Nos habían convertido en números. Pero, los números nos rebelamos. Ese 15 de mayo nos apoderamos de nuestras plazas. Celebramos acampadas, asambleas, manifestaciones. La gente hablaba. Los que nunca tuvieron voz hablaron. Nos imaginamos que otra democracia estaba por fin a nuestro alcance.
Vislumbramos una democracia en la que las personas y sus vidas eran más importantes que los bancos, que las patronales o los sindicatos, más importantes que el sistema, más importantes que las instituciones.
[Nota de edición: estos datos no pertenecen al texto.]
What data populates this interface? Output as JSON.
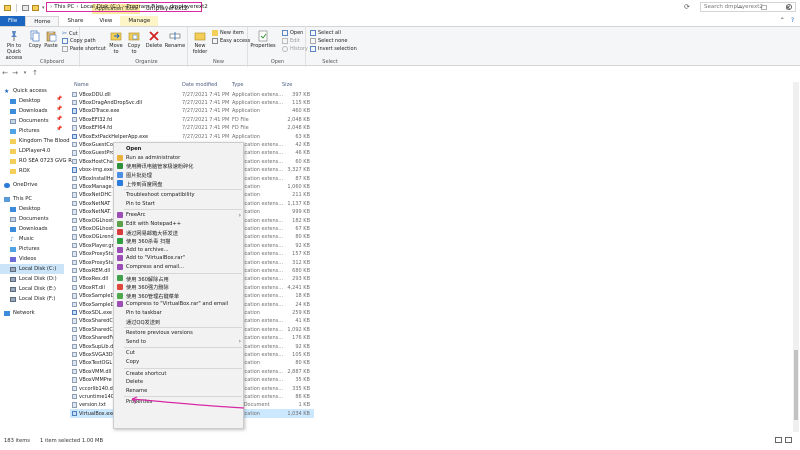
{
  "window": {
    "title": "dmplayerext2",
    "app_tools_label": "Application Tools",
    "minimize": "─",
    "maximize": "☐",
    "close": "✕"
  },
  "ribbon_tabs": [
    "File",
    "Home",
    "Share",
    "View",
    "Manage"
  ],
  "ribbon": {
    "clipboard": {
      "pin_label": "Pin to Quick access",
      "copy_label": "Copy",
      "paste_label": "Paste",
      "cut_label": "Cut",
      "copy_path_label": "Copy path",
      "paste_shortcut_label": "Paste shortcut",
      "group_label": "Clipboard"
    },
    "organize": {
      "move_to_label": "Move to",
      "copy_to_label": "Copy to",
      "delete_label": "Delete",
      "rename_label": "Rename",
      "group_label": "Organize"
    },
    "new": {
      "new_folder_label": "New folder",
      "new_item_label": "New item",
      "easy_access_label": "Easy access",
      "group_label": "New"
    },
    "open": {
      "properties_label": "Properties",
      "open_label": "Open",
      "edit_label": "Edit",
      "history_label": "History",
      "group_label": "Open"
    },
    "select": {
      "select_all_label": "Select all",
      "select_none_label": "Select none",
      "invert_label": "Invert selection",
      "group_label": "Select"
    }
  },
  "address": {
    "crumbs": [
      "This PC",
      "Local Disk (C:)",
      "Program Files",
      "dmplayerext2"
    ],
    "search_placeholder": "Search dmplayerext2"
  },
  "nav": {
    "items": [
      {
        "label": "Quick access",
        "icon": "star-icon"
      },
      {
        "label": "Desktop",
        "icon": "desktop-icon"
      },
      {
        "label": "Downloads",
        "icon": "download-icon"
      },
      {
        "label": "Documents",
        "icon": "documents-icon"
      },
      {
        "label": "Pictures",
        "icon": "pictures-icon"
      },
      {
        "label": "Kingdom The Blood",
        "icon": "folder-icon"
      },
      {
        "label": "LDPlayer4.0",
        "icon": "folder-icon"
      },
      {
        "label": "RO SEA 0723 GVG R",
        "icon": "folder-icon"
      },
      {
        "label": "ROX",
        "icon": "folder-icon"
      },
      {
        "label": "OneDrive",
        "icon": "cloud-icon"
      },
      {
        "label": "This PC",
        "icon": "pc-icon"
      },
      {
        "label": "Desktop",
        "icon": "desktop-icon"
      },
      {
        "label": "Documents",
        "icon": "documents-icon"
      },
      {
        "label": "Downloads",
        "icon": "download-icon"
      },
      {
        "label": "Music",
        "icon": "music-icon"
      },
      {
        "label": "Pictures",
        "icon": "pictures-icon"
      },
      {
        "label": "Videos",
        "icon": "videos-icon"
      },
      {
        "label": "Local Disk (C:)",
        "icon": "drive-icon"
      },
      {
        "label": "Local Disk (D:)",
        "icon": "drive-icon"
      },
      {
        "label": "Local Disk (E:)",
        "icon": "drive-icon"
      },
      {
        "label": "Local Disk (F:)",
        "icon": "drive-icon"
      },
      {
        "label": "Network",
        "icon": "network-icon"
      }
    ]
  },
  "columns": {
    "name": "Name",
    "date": "Date modified",
    "type": "Type",
    "size": "Size"
  },
  "files": [
    {
      "name": "VBoxDDU.dll",
      "date": "7/27/2021 7:41 PM",
      "type": "Application extens...",
      "size": "397 KB"
    },
    {
      "name": "VBoxDragAndDropSvc.dll",
      "date": "7/27/2021 7:41 PM",
      "type": "Application extens...",
      "size": "115 KB"
    },
    {
      "name": "VBoxDTrace.exe",
      "date": "7/27/2021 7:41 PM",
      "type": "Application",
      "size": "460 KB"
    },
    {
      "name": "VBoxEFI32.fd",
      "date": "7/27/2021 7:41 PM",
      "type": "FD File",
      "size": "2,048 KB"
    },
    {
      "name": "VBoxEFI64.fd",
      "date": "7/27/2021 7:41 PM",
      "type": "FD File",
      "size": "2,048 KB"
    },
    {
      "name": "VBoxExtPackHelperApp.exe",
      "date": "7/27/2021 7:41 PM",
      "type": "Application",
      "size": "63 KB"
    },
    {
      "name": "VBoxGuestCo",
      "date": "",
      "type": "Application extens...",
      "size": "42 KB"
    },
    {
      "name": "VBoxGuestPro",
      "date": "",
      "type": "Application extens...",
      "size": "46 KB"
    },
    {
      "name": "VBoxHostCha",
      "date": "",
      "type": "Application extens...",
      "size": "60 KB"
    },
    {
      "name": "vbox-img.exe",
      "date": "",
      "type": "Application extens...",
      "size": "3,327 KB"
    },
    {
      "name": "VBoxInstallHe",
      "date": "",
      "type": "Application extens...",
      "size": "87 KB"
    },
    {
      "name": "VBoxManage.",
      "date": "",
      "type": "Application",
      "size": "1,060 KB"
    },
    {
      "name": "VBoxNetDHC",
      "date": "",
      "type": "Application",
      "size": "211 KB"
    },
    {
      "name": "VBoxNetNAT",
      "date": "",
      "type": "Application extens...",
      "size": "1,137 KB"
    },
    {
      "name": "VBoxNetNAT.",
      "date": "",
      "type": "Application",
      "size": "999 KB"
    },
    {
      "name": "VBoxOGLhost",
      "date": "",
      "type": "Application extens...",
      "size": "182 KB"
    },
    {
      "name": "VBoxOGLhost",
      "date": "",
      "type": "Application extens...",
      "size": "67 KB"
    },
    {
      "name": "VBoxOGLrend",
      "date": "",
      "type": "Application extens...",
      "size": "80 KB"
    },
    {
      "name": "VBoxPlayer.gra",
      "date": "",
      "type": "Application extens...",
      "size": "92 KB"
    },
    {
      "name": "VBoxProxyStu",
      "date": "",
      "type": "Application extens...",
      "size": "157 KB"
    },
    {
      "name": "VBoxProxyStu",
      "date": "",
      "type": "Application extens...",
      "size": "312 KB"
    },
    {
      "name": "VBoxREM.dll",
      "date": "",
      "type": "Application extens...",
      "size": "680 KB"
    },
    {
      "name": "VBoxRes.dll",
      "date": "",
      "type": "Application extens...",
      "size": "293 KB"
    },
    {
      "name": "VBoxRT.dll",
      "date": "",
      "type": "Application extens...",
      "size": "4,241 KB"
    },
    {
      "name": "VBoxSampleD",
      "date": "",
      "type": "Application extens...",
      "size": "18 KB"
    },
    {
      "name": "VBoxSampleD",
      "date": "",
      "type": "Application extens...",
      "size": "24 KB"
    },
    {
      "name": "VBoxSDL.exe",
      "date": "",
      "type": "Application",
      "size": "259 KB"
    },
    {
      "name": "VBoxSharedC",
      "date": "",
      "type": "Application extens...",
      "size": "41 KB"
    },
    {
      "name": "VBoxSharedC",
      "date": "",
      "type": "Application extens...",
      "size": "1,092 KB"
    },
    {
      "name": "VBoxSharedFo",
      "date": "",
      "type": "Application extens...",
      "size": "176 KB"
    },
    {
      "name": "VBoxSupLib.d",
      "date": "",
      "type": "Application extens...",
      "size": "92 KB"
    },
    {
      "name": "VBoxSVGA3D.",
      "date": "",
      "type": "Application extens...",
      "size": "105 KB"
    },
    {
      "name": "VBoxTestOGL",
      "date": "",
      "type": "Application",
      "size": "80 KB"
    },
    {
      "name": "VBoxVMM.dll",
      "date": "",
      "type": "Application extens...",
      "size": "2,887 KB"
    },
    {
      "name": "VBoxVMMPre",
      "date": "",
      "type": "Application extens...",
      "size": "35 KB"
    },
    {
      "name": "vccorlib140.d",
      "date": "",
      "type": "Application extens...",
      "size": "335 KB"
    },
    {
      "name": "vcruntime140",
      "date": "",
      "type": "Application extens...",
      "size": "86 KB"
    },
    {
      "name": "version.txt",
      "date": "",
      "type": "Text Document",
      "size": "1 KB"
    },
    {
      "name": "VirtualBox.exe",
      "date": "7/27/2021 7:41 PM",
      "type": "Application",
      "size": "1,034 KB",
      "selected": true
    }
  ],
  "context_menu": {
    "items": [
      {
        "label": "Open",
        "icon": "",
        "bold": true
      },
      {
        "label": "Run as administrator",
        "icon": "shield-icon"
      },
      {
        "label": "使用腾讯电脑管家极速粉碎化",
        "icon": "tencent-icon"
      },
      {
        "label": "图片批处理",
        "icon": "image-icon"
      },
      {
        "label": "上传到百度网盘",
        "icon": "cloud-upload-icon"
      },
      {
        "label": "Troubleshoot compatibility",
        "icon": ""
      },
      {
        "label": "Pin to Start",
        "icon": ""
      },
      {
        "label": "FreeArc",
        "icon": "archive-icon",
        "submenu": true
      },
      {
        "label": "Edit with Notepad++",
        "icon": "notepad-icon"
      },
      {
        "label": "通过网易邮箱大师发送",
        "icon": "mail-icon"
      },
      {
        "label": "使用 360杀毒 扫描",
        "icon": "antivirus-icon"
      },
      {
        "label": "Add to archive...",
        "icon": "archive-icon"
      },
      {
        "label": "Add to \"VirtualBox.rar\"",
        "icon": "archive-icon"
      },
      {
        "label": "Compress and email...",
        "icon": "archive-icon"
      },
      {
        "label": "使用 360解除占用",
        "icon": "unlock-icon"
      },
      {
        "label": "使用 360强力删除",
        "icon": "delete-icon"
      },
      {
        "label": "使用 360管理右键菜单",
        "icon": "menu-icon"
      },
      {
        "label": "Compress to \"VirtualBox.rar\" and email",
        "icon": "archive-icon"
      },
      {
        "label": "Pin to taskbar",
        "icon": ""
      },
      {
        "label": "通过QQ发送到",
        "icon": ""
      },
      {
        "label": "Restore previous versions",
        "icon": ""
      },
      {
        "label": "Send to",
        "icon": "",
        "submenu": true
      },
      {
        "label": "Cut",
        "icon": ""
      },
      {
        "label": "Copy",
        "icon": ""
      },
      {
        "label": "Create shortcut",
        "icon": ""
      },
      {
        "label": "Delete",
        "icon": ""
      },
      {
        "label": "Rename",
        "icon": ""
      },
      {
        "label": "Properties",
        "icon": ""
      }
    ]
  },
  "status": {
    "count": "183 items",
    "selection": "1 item selected  1.00 MB"
  },
  "colors": {
    "accent": "#1a66c0",
    "selection": "#cce8ff",
    "annotation": "#d62aa5",
    "app_tools": "#fbe9a1"
  }
}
Porque ya no éramos números. Éramos personas, personas capaces de indignarse, de soñar otro mundo, otra forma de convivencia. Nos contagiamos todos. Nos contagiamos de esperanza, optimismo, de voluntad de cambiar, de imaginar. Creo que los poderosos se asustaron.
Veían su sistema tambalearse. Era bonito participar en aquellas asambleas. Allí reinaba el respeto, el respeto hacia cualquiera que pidiera la palabra, respeto hacia la plaza que nos acogía, a los que allí vivían o trabajaban, respeto a los que no nos comprendían, respeto a nosotros mismos. Indignados preparamos acciones que impulsaran un cambio. Nos indignaba que aquellos que habían provocado una crisis económica sin precedentes se salieran de rositas, haciendo que el precio de sus errores los pagaran los más débiles e indefensos.
Conocí a muchas personas increíbles en aquellos días, personas con corazón, realmente humanas, tremendamente humanas.
Al final, los poderosos lograron preservar sus privilegios. Ya no hay acampadas ni asambleas en las plazas, sino mesas con personas tapeando. Sin embargo, aquello no fue inútil. De no haberse producido aquel movimiento, las cosas nos hubieran ido mucho peor.
Pensé en ello anoche cuando entré en el «Tiene Miga» de Jaén y cuando fui a pedir mi bocata me atendieron Anita y Víctor, compañeros de tantas asambleas. A mi mente regresaron caras y experiencias que nunca olvidaré. La alegría que sentí al saludarlos y al ver sus sonrisas me hizo entender que aquello no fue ninguna derrota.
En los corazones de muchas personas se esparció la semilla de la indignación, de la esperanza y de la capacidad de soñar con un mundo distinto. Aquellas semillas las cultivamos en nuestro interior, cuidándolas. De momento, estamos intentando ser mejores personas, y hacer del respeto nuestra ley de vida. Lo hacemos sabiendo que otro mayo vendrá, que esas semillas de esperanza germinarán, porque los tiempos siguen cambiando. Ya no somos vuestros números, ya no.